Temporarily suspending the rules will provide banks with short-term relief, but could result in investors losing confidence in lenders if the move is perceived to be hiding the actual risk on their balance sheets, according to the document.

Regulators are also considering extending a transition period agreed before IFRS 9 became effective in 2018, which could limit volatility in banks' capitalization and allow them more breathing room before triggering automatic constraints on distributions for shareholders, the document said.

READ MORE: Sign up for our weekly coronavirus newsletter here, and read our latest coverage on the crisis here.

ESMA said the same day that the IFRS 9 regulation "includes sufficient flexibility to faithfully reflect the specific circumstances of the COVID-19 outbreak and the associated public policy measures," and that banks should distinguish between measures that have an impact on credit risk over the expected life of loans and those aimed at addressing borrowers' temporary liquidity constraints.

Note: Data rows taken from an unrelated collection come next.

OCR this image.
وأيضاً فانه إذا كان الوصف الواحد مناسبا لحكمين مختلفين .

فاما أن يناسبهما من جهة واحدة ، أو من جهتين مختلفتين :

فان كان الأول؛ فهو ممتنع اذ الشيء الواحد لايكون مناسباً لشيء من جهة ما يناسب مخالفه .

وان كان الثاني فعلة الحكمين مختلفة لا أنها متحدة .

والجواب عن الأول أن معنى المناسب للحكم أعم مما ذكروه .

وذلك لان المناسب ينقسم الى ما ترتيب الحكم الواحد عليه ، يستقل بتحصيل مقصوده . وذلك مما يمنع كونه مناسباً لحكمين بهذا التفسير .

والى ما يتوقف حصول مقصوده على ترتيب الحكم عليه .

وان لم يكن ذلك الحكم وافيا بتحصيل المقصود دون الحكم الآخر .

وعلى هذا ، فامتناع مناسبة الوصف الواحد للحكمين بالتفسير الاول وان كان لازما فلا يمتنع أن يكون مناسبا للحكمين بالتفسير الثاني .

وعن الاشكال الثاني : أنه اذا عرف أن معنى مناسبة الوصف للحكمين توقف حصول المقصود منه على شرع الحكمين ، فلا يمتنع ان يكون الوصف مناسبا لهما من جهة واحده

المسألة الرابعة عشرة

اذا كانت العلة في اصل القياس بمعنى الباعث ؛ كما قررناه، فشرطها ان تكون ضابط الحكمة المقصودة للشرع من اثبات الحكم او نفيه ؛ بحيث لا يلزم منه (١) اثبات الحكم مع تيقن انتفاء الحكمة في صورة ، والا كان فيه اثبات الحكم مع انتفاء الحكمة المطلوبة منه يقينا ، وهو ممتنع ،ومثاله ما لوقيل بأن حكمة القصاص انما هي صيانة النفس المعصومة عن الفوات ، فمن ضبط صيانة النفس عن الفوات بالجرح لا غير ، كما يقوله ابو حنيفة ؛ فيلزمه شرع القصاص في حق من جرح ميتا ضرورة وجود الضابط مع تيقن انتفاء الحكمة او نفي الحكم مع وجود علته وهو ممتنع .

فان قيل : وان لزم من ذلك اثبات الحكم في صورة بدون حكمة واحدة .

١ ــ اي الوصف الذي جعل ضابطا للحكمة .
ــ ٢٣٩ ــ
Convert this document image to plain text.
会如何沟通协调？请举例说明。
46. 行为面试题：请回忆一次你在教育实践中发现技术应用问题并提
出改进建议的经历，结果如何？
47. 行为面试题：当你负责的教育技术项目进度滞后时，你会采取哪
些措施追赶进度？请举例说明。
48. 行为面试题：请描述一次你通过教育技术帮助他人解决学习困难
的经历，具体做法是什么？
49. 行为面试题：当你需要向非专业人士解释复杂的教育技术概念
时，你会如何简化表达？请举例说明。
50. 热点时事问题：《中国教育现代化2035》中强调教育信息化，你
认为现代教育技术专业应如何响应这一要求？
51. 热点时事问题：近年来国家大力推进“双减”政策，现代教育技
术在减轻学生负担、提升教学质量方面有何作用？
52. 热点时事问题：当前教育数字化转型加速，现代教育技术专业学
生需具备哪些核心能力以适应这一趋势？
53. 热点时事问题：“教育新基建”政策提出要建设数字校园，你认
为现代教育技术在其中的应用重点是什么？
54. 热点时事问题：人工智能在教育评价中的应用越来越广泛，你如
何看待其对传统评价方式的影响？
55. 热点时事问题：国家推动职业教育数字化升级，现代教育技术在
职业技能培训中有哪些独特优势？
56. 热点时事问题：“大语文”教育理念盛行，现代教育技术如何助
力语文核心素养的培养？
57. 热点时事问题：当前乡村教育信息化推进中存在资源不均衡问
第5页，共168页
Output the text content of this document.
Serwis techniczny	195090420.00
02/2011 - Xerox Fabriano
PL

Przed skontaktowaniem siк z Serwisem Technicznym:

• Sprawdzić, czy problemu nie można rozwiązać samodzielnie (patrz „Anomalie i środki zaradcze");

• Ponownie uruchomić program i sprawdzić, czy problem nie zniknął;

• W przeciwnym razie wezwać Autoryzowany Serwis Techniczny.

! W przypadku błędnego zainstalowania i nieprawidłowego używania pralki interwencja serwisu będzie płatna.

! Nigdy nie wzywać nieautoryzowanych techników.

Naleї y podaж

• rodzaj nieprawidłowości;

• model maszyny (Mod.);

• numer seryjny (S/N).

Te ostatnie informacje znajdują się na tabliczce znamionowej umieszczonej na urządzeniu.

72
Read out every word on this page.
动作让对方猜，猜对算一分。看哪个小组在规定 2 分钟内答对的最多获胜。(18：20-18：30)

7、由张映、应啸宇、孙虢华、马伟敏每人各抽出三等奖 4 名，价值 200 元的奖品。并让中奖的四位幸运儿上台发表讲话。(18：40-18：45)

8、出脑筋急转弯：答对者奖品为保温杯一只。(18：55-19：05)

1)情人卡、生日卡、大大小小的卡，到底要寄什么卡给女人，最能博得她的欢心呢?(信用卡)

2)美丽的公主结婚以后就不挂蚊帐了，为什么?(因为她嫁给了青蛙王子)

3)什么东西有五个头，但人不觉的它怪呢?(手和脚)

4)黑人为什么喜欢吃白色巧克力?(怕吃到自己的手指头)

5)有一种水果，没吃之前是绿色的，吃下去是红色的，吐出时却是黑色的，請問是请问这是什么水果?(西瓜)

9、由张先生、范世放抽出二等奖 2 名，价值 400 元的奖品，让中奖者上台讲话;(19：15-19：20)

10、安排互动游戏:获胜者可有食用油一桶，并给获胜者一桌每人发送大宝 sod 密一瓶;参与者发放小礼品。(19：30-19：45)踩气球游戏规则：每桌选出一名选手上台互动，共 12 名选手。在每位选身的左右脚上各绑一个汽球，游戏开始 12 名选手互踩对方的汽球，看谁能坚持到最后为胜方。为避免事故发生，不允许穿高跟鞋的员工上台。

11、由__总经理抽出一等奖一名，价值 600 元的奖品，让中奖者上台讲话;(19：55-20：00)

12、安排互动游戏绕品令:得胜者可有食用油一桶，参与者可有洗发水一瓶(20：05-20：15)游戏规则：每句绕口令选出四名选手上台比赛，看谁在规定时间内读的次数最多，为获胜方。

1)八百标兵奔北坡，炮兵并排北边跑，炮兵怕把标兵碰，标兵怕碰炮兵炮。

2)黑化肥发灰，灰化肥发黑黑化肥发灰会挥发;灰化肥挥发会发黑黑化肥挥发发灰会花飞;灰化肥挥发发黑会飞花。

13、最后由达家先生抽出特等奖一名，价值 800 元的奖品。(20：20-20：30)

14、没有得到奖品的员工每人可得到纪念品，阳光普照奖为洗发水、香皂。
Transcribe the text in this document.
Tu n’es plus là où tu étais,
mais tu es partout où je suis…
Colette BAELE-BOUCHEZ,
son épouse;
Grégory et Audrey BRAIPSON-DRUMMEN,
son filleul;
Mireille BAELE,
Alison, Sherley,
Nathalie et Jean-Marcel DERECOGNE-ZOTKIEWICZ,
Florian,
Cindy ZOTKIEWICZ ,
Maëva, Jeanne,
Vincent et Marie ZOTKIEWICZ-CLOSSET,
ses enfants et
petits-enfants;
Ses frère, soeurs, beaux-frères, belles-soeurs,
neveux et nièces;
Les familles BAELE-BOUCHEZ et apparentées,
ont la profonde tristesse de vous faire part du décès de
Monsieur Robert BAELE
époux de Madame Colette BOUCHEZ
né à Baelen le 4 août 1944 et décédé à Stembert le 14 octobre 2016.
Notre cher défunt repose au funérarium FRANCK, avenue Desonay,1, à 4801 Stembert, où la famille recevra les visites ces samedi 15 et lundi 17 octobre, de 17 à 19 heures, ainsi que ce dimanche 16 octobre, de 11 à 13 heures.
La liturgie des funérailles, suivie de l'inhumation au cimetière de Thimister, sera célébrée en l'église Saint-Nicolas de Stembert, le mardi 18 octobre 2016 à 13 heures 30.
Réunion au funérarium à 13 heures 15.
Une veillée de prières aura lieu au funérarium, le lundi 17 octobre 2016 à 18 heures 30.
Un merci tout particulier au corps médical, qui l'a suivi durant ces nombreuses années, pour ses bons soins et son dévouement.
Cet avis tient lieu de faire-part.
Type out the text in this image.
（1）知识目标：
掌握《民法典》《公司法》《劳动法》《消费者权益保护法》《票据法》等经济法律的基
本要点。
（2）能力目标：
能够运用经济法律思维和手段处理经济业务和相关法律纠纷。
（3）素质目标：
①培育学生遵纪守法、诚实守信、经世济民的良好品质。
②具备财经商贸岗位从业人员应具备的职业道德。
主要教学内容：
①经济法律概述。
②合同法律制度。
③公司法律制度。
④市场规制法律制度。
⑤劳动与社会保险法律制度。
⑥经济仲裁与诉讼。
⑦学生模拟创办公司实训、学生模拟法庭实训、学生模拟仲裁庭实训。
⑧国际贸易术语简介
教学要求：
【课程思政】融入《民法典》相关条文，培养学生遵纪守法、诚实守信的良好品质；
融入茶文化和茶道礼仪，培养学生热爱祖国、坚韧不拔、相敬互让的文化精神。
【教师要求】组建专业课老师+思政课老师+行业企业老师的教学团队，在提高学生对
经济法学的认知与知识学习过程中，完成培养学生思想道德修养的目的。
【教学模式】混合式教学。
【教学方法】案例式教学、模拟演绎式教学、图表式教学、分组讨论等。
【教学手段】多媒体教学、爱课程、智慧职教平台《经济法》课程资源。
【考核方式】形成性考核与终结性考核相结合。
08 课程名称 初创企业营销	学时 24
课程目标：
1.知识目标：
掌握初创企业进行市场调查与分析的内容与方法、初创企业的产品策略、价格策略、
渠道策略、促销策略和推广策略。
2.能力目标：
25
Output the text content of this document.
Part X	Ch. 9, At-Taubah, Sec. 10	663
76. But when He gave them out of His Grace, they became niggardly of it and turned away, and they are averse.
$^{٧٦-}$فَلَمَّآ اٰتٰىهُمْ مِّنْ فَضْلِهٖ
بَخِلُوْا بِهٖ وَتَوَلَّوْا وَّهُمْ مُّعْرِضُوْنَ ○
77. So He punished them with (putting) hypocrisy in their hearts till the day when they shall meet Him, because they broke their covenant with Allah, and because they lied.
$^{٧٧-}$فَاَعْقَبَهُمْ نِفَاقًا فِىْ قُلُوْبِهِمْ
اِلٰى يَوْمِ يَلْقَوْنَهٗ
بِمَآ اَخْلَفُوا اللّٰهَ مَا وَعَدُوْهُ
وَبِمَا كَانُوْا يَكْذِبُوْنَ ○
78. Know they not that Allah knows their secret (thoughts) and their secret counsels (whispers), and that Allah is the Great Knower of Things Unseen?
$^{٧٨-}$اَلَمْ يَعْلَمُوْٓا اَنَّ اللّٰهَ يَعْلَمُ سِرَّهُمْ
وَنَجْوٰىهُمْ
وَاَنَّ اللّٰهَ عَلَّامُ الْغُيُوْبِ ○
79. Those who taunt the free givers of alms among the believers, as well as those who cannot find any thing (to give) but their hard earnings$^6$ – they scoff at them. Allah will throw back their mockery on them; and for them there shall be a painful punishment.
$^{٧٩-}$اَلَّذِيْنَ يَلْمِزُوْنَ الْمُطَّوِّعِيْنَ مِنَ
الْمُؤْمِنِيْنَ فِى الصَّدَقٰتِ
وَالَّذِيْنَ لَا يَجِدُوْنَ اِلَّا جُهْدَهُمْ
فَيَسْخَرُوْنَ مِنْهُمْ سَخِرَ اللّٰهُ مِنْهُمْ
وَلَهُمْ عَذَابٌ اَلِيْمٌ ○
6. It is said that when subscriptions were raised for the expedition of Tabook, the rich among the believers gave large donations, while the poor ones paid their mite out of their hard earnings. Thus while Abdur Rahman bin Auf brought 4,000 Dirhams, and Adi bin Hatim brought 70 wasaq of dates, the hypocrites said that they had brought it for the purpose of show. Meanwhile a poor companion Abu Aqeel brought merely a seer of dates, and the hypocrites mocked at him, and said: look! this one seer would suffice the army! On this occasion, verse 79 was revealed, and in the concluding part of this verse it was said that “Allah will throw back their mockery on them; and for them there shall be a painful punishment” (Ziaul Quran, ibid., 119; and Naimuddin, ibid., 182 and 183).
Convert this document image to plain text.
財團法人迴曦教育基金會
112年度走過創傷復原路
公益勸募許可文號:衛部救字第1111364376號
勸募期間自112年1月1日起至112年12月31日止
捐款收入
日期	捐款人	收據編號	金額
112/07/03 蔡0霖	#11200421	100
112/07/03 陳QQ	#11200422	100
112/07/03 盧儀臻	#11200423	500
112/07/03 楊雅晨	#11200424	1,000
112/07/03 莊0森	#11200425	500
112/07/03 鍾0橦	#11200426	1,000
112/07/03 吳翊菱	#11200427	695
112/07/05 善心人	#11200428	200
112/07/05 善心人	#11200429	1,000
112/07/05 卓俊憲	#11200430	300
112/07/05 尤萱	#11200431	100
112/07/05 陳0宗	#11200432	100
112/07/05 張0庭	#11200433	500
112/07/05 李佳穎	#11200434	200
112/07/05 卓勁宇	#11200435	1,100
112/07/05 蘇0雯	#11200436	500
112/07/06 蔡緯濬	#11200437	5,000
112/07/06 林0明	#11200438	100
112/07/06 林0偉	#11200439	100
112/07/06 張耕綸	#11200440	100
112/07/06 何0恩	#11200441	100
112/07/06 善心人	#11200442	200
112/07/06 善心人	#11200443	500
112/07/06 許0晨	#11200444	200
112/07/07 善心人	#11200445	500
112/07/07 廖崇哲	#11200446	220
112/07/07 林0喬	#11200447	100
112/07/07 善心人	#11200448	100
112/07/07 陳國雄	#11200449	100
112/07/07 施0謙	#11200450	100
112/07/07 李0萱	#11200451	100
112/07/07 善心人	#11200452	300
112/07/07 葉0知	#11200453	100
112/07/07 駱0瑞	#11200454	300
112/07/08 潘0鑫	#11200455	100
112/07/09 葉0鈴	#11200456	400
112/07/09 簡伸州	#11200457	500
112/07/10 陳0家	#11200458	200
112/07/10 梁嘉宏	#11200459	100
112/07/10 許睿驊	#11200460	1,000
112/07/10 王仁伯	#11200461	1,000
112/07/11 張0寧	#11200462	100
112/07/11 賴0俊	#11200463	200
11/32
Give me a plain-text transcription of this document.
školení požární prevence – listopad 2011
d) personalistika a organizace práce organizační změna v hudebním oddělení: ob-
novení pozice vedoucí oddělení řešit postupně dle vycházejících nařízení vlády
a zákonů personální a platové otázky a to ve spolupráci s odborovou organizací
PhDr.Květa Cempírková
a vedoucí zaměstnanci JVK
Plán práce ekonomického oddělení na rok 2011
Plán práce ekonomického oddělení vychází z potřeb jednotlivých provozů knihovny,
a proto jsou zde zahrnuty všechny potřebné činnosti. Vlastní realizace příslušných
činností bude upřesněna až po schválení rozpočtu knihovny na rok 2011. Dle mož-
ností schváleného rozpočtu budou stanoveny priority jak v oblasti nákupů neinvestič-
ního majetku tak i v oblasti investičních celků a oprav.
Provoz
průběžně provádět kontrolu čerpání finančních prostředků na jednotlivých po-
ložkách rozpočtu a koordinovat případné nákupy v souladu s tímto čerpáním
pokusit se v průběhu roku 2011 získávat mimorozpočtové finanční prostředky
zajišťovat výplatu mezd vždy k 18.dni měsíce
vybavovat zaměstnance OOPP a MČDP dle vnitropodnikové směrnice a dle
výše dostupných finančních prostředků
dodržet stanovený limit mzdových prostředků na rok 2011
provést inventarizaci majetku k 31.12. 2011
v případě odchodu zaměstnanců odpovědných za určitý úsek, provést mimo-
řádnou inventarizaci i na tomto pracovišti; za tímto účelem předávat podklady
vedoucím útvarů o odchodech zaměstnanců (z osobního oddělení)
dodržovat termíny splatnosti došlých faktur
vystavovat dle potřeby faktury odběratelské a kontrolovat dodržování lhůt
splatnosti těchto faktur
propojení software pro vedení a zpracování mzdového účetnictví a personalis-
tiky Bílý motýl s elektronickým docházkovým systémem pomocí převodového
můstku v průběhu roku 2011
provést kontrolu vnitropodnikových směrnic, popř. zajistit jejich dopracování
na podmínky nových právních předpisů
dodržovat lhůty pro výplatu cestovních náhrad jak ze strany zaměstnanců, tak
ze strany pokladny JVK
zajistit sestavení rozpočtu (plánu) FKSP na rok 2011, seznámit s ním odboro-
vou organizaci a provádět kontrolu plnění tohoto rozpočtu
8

Meanwhile, the EBA clarified that loan repayment delays due to legislative initiatives do not result in any automatic classification in default, forborne or unlikeliness to pay, noting that individual assessments of likeliness to pay should be prioritized.

Earlier in March, the ECB recommended that banks use the IFRS 9 transitional rules to avoid part provisioning for loan losses upfront, while assuring lenders that it would be flexible in treating bad loans covered by state guarantees or moratoria put in place in response to the pandemic. The central bank previously gave banks a capital boost of €100 billion that they can use for lending.